The star of Channel 4's Phoenix Nights paid for half of his own plane fare to London to star in John Chorlton's animation - The Last Rhumba in Rochdale - for free.

The short film, which also features Rossendale actress Jane Horrocks, is a dark comedy about a young boy, Bodney, who is constantly in trouble with his parents.

After eating his grandma's birthday cake, Bodney tries to make amends by visiting his grandmother's long-lost sweetheart in Italy, but nothing goes to plan.

Peter Kay provides the voice for Bodney's father, while Radio 1 DJs Mark and Lard appear as members of Bodney's sister's rock band. The film also stars Timothy Spall and Lisa Tarbuck.

The stars all agreed to perform for free as the ten-minute animation was made by students on a low budget.

The film has now won four awards at film festivals across the world, including the Royal Television Society's Best Postgraduate Animation award.

It was written and directed by John when he was as a student at the National Film and Television School in Beaconsfield.

He said: "Peter Kay was the first person to agree to it because he liked the script. Then Jane Horrocks, and it snowballed from there."

But John, 26, thought he would have to abandon Peter's starring role after his agent said he did not travel by train.
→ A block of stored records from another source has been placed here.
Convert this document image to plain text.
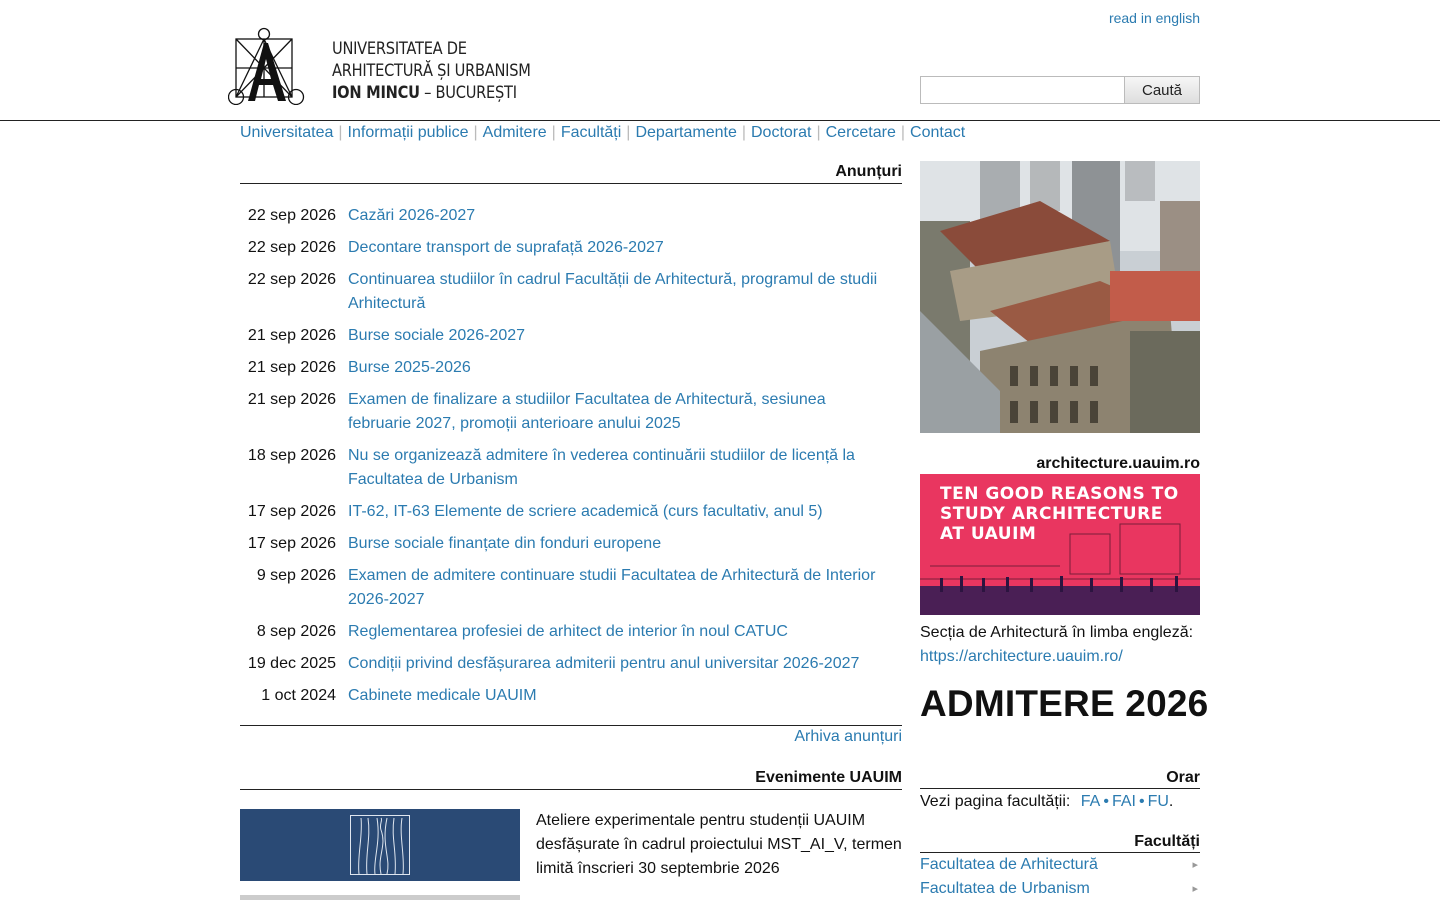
read in english
UNIVERSITATEA DE
ARHITECTURĂ ȘI URBANISM
ION MINCU – BUCUREȘTI	Caută
Universitatea | Informații publice | Admitere | Facultăți | Departamente | Doctorat | Cercetare | Contact
Anunțuri
22 sep 2026 Cazări 2026-2027
22 sep 2026 Decontare transport de suprafață 2026-2027
22 sep 2026 Continuarea studiilor în cadrul Facultății de Arhitectură, programul de studii Arhitectură
21 sep 2026 Burse sociale 2026-2027
21 sep 2026 Burse 2025-2026
21 sep 2026 Examen de finalizare a studiilor Facultatea de Arhitectură, sesiunea februarie 2027, promoții anterioare anului 2025
18 sep 2026 Nu se organizează admitere în vederea continuării studiilor de licență la Facultatea de Urbanism
17 sep 2026 IT-62, IT-63 Elemente de scriere academică (curs facultativ, anul 5)
17 sep 2026 Burse sociale finanțate din fonduri europene
9 sep 2026 Examen de admitere continuare studii Facultatea de Arhitectură de Interior 2026-2027
8 sep 2026 Reglementarea profesiei de arhitect de interior în noul CATUC
19 dec 2025 Condiții privind desfășurarea admiterii pentru anul universitar 2026-2027
1 oct 2024 Cabinete medicale UAUIM
Arhiva anunțuri
Evenimente UAUIM
Ateliere experimentale pentru studenții UAUIM desfășurate în cadrul proiectului MST_AI_V, termen limită înscrieri 30 septembrie 2026
architecture.uauim.ro
TEN GOOD REASONS TO STUDY ARCHITECTURE AT UAUIM
Secția de Arhitectură în limba engleză:
https://architecture.uauim.ro/
ADMITERE 2026
Orar
Vezi pagina facultății: FA • FAI • FU.
Facultăți
Facultatea de Arhitectură	▸
Facultatea de Urbanism	▸
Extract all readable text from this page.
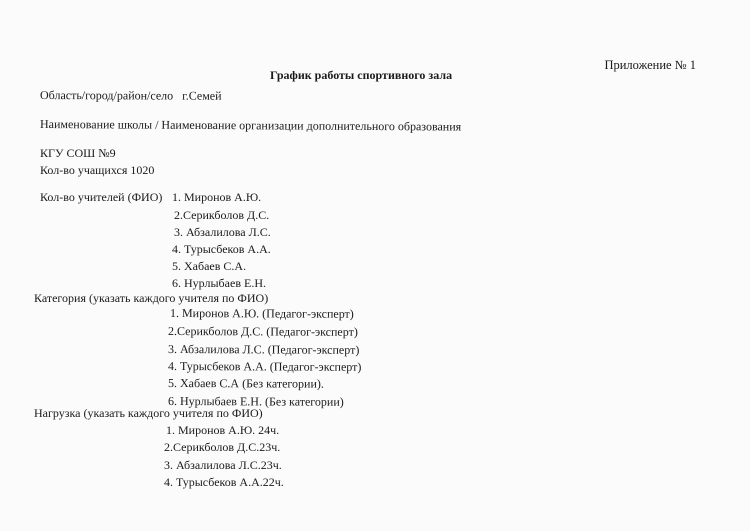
Приложение № 1
График работы спортивного зала
Область/город/район/село г.Семей
Наименование школы / Наименование организации дополнительного образования
КГУ СОШ №9
Кол-во учащихся 1020
Кол-во учителей (ФИО) 1. Миронов А.Ю.
2.Серикболов Д.С.
3. Абзалилова Л.С.
4. Турысбеков А.А.
5. Хабаев С.А.
6. Нурлыбаев Е.Н.
Категория (указать каждого учителя по ФИО)
1. Миронов А.Ю. (Педагог-эксперт)
2.Серикболов Д.С. (Педагог-эксперт)
3. Абзалилова Л.С. (Педагог-эксперт)
4. Турысбеков А.А. (Педагог-эксперт)
5. Хабаев С.А (Без категории).
6. Нурлыбаев Е.Н. (Без категории)
Нагрузка (указать каждого учителя по ФИО)
1. Миронов А.Ю. 24ч.
2.Серикболов Д.С.23ч.
3. Абзалилова Л.С.23ч.
4. Турысбеков А.А.22ч.
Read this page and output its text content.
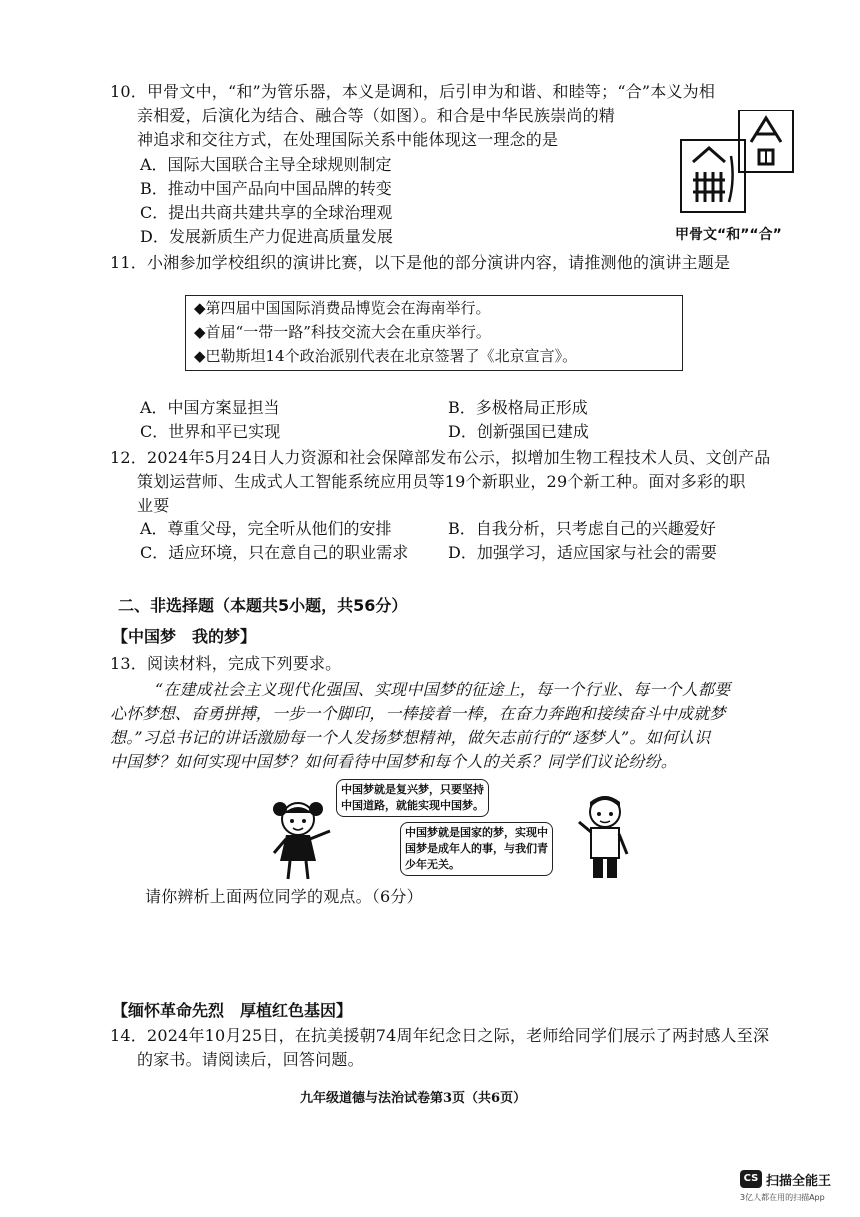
10．甲骨文中，“和”为管乐器，本义是调和，后引申为和谐、和睦等；“合”本义为相
亲相爱，后演化为结合、融合等（如图）。和合是中华民族崇尚的精
神追求和交往方式，在处理国际关系中能体现这一理念的是
A．国际大国联合主导全球规则制定
B．推动中国产品向中国品牌的转变
C．提出共商共建共享的全球治理观
D．发展新质生产力促进高质量发展	甲骨文“和”“合”
11．小湘参加学校组织的演讲比赛，以下是他的部分演讲内容，请推测他的演讲主题是
◆第四届中国国际消费品博览会在海南举行。
◆首届“一带一路”科技交流大会在重庆举行。
◆巴勒斯坦14个政治派别代表在北京签署了《北京宣言》。
A．中国方案显担当	B．多极格局正形成
C．世界和平已实现	D．创新强国已建成
12．2024年5月24日人力资源和社会保障部发布公示，拟增加生物工程技术人员、文创产品
策划运营师、生成式人工智能系统应用员等19个新职业，29个新工种。面对多彩的职
业要
A．尊重父母，完全听从他们的安排	B．自我分析，只考虑自己的兴趣爱好
C．适应环境，只在意自己的职业需求 D．加强学习，适应国家与社会的需要
二、非选择题（本题共5小题，共56分）
【中国梦　我的梦】
13．阅读材料，完成下列要求。
“在建成社会主义现代化强国、实现中国梦的征途上，每一个行业、每一个人都要
心怀梦想、奋勇拼搏，一步一个脚印，一棒接着一棒，在奋力奔跑和接续奋斗中成就梦
想。”习总书记的讲话激励每一个人发扬梦想精神，做矢志前行的“逐梦人”。如何认识
中国梦？如何实现中国梦？如何看待中国梦和每个人的关系？同学们议论纷纷。
中国梦就是复兴梦，只要坚持
中国道路，就能实现中国梦。
中国梦就是国家的梦，实现中
国梦是成年人的事，与我们青
少年无关。
请你辨析上面两位同学的观点。（6分）
【缅怀革命先烈　厚植红色基因】
14．2024年10月25日，在抗美援朝74周年纪念日之际，老师给同学们展示了两封感人至深
的家书。请阅读后，回答问题。
九年级道德与法治试卷第3页（共6页）
CS 扫描全能王
3亿人都在用的扫描App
He said: "I worked with a student producer, who booked a train ticket to get Peter from Bolton to London. He told his agent, who said Peter didn't use trains and usually flew everywhere.

"I thought 'Oh no,' because a plane ticket would have spent most of the budget. And then he offered to pay half his own fare. He paid to be in the film!"

All he wanted in return for the work was a box set of Channel 4's hit Mafia TV series The Sopranos.

However, John and his small team were not prepared for Kay's studio entrance. He said: "Peter walked straight in and picked up a megaphone. Then he just started shouting with it into a microphone and nearly blew all the amps. The sound man was really worried.

"We assumed he had loads of other voice-over work to do at the same time. But he arrived, did his part, and flew back. All that effort just to do my voice-over for free."

In the film, Kay's character sings the Italian opera song Nessun Dorma. But Kay's life in Bolton had not prepared him for reading Italian.

Mr Chorlton said: "The dad has to sing it drunk. We were filming other scenes and Peter sat in the corner of the studio with headphones on listening to the song, writing the words down phonetically because he couldn't pronounce it from the Italian word sheet.

"If I did another film, I'd want to work with these people again, but I could never afford them, as I'm sure they'd want paying a second time."

The film will be shown for the first time in the North West at Manchester's Cornerhouse cinema, Oxford Road, next Monday night, as part of the Commonwealth Film Festival.